Successor Liability – What business owners need to know

Posted by William J. Piercy on

Whether buying an existing business or winding a fledgling business down in anticipation of starting a new one, entrepreneurs would do well to consider the implications of the successor liability doctrine.

A recent Georgia Court of Appeals decision imposed liability on a corporate successor for the debts of its predecessor.  In that case, a homeowners association (HOA) hired a contractor to perform extensive repair work, but failed to pay for it.  When the contractor filed suit to collect, HOA’s board members caused a new entity to be formed – effectively HOA-II – and then transferred all of HOA’s assets and rights to HOA-II.  The contractor won at trial, only to find HOA to be an empty shell when it tried to collect.  The contractor then brought suit against HOA-II, seeking to hold it accountable for the HOA’s debts.  The Court ultimately agreed, finding a “substantial identity of ownership and a complete identity of the objects, assets, shareholders and directors” of HOA and HOA-II.
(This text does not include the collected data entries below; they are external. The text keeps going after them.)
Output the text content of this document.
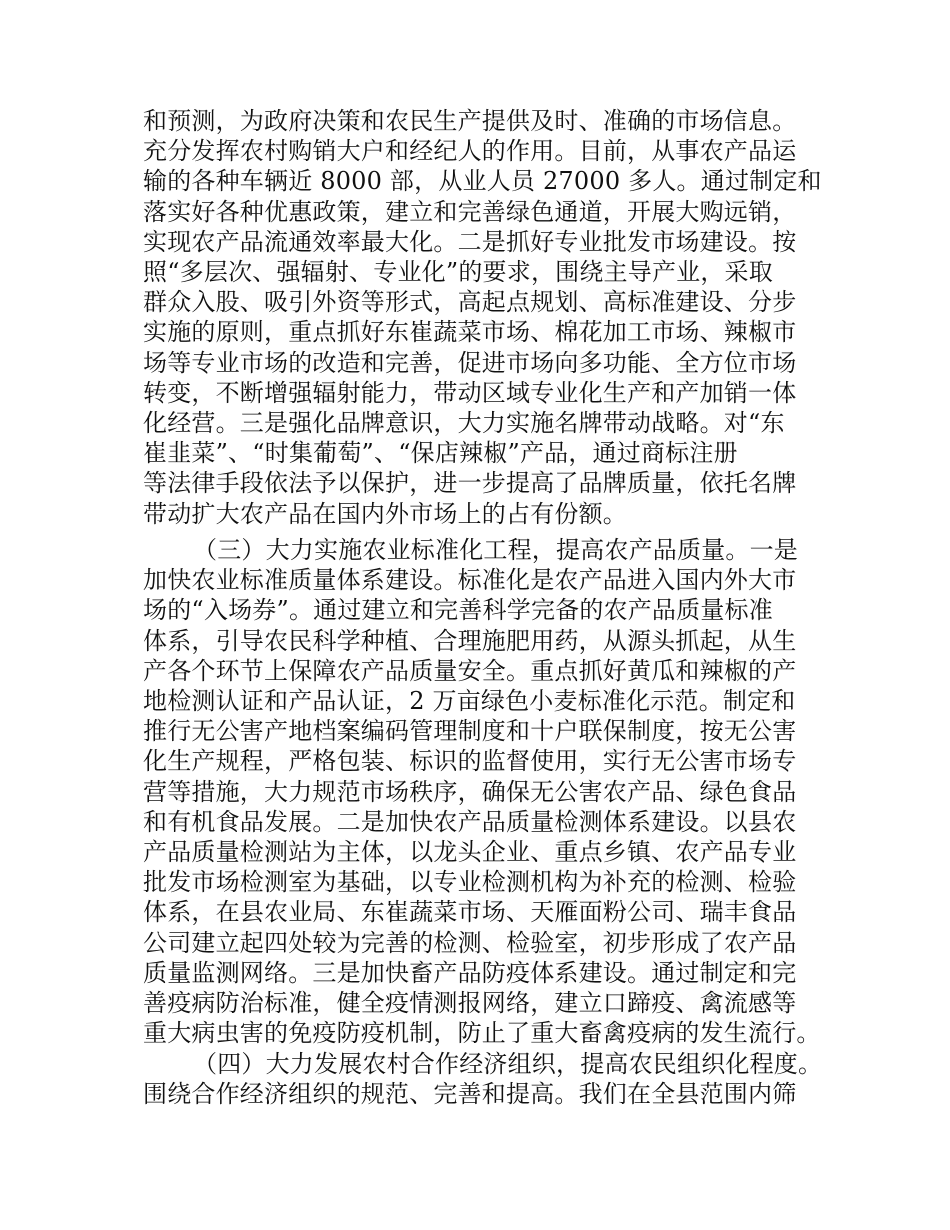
和预测，为政府决策和农民生产提供及时、准确的市场信息。
充分发挥农村购销大户和经纪人的作用。目前，从事农产品运
输的各种车辆近 8000 部，从业人员 27000 多人。通过制定和
落实好各种优惠政策，建立和完善绿色通道，开展大购远销，
实现农产品流通效率最大化。二是抓好专业批发市场建设。按
照“多层次、强辐射、专业化”的要求，围绕主导产业，采取
群众入股、吸引外资等形式，高起点规划、高标准建设、分步
实施的原则，重点抓好东崔蔬菜市场、棉花加工市场、辣椒市
场等专业市场的改造和完善，促进市场向多功能、全方位市场
转变，不断增强辐射能力，带动区域专业化生产和产加销一体
化经营。三是强化品牌意识，大力实施名牌带动战略。对“东
崔韭菜”、“时集葡萄”、“保店辣椒”产品，通过商标注册
等法律手段依法予以保护，进一步提高了品牌质量，依托名牌
带动扩大农产品在国内外市场上的占有份额。
（三）大力实施农业标准化工程，提高农产品质量。一是
加快农业标准质量体系建设。标准化是农产品进入国内外大市
场的“入场券”。通过建立和完善科学完备的农产品质量标准
体系，引导农民科学种植、合理施肥用药，从源头抓起，从生
产各个环节上保障农产品质量安全。重点抓好黄瓜和辣椒的产
地检测认证和产品认证，2 万亩绿色小麦标准化示范。制定和
推行无公害产地档案编码管理制度和十户联保制度，按无公害
化生产规程，严格包装、标识的监督使用，实行无公害市场专
营等措施，大力规范市场秩序，确保无公害农产品、绿色食品
和有机食品发展。二是加快农产品质量检测体系建设。以县农
产品质量检测站为主体，以龙头企业、重点乡镇、农产品专业
批发市场检测室为基础，以专业检测机构为补充的检测、检验
体系，在县农业局、东崔蔬菜市场、天雁面粉公司、瑞丰食品
公司建立起四处较为完善的检测、检验室，初步形成了农产品
质量监测网络。三是加快畜产品防疫体系建设。通过制定和完
善疫病防治标准，健全疫情测报网络，建立口蹄疫、禽流感等
重大病虫害的免疫防疫机制，防止了重大畜禽疫病的发生流行。
（四）大力发展农村合作经济组织，提高农民组织化程度。
围绕合作经济组织的规范、完善和提高。我们在全县范围内筛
What does this mean for business owners?  Forming a new entity and simply transferring the assets of an old one to it may not insulate the new entity from the debts of the old one.  The more similarities there are in ownership, operations, control, and assets between predecessor and successor entities, the more likely that the successor liability doctrine will apply, exposing the new entity to the debts of the old one.

For every business owner terrified at the prospect of having her new business held liable for the obligations of her old one, there is another business owner encouraged by the possibility of collecting on a debt that is long past due.  Whether used as a shield or a sword, experienced counsel can assist business owners in the successful application of the successor liability doctrine.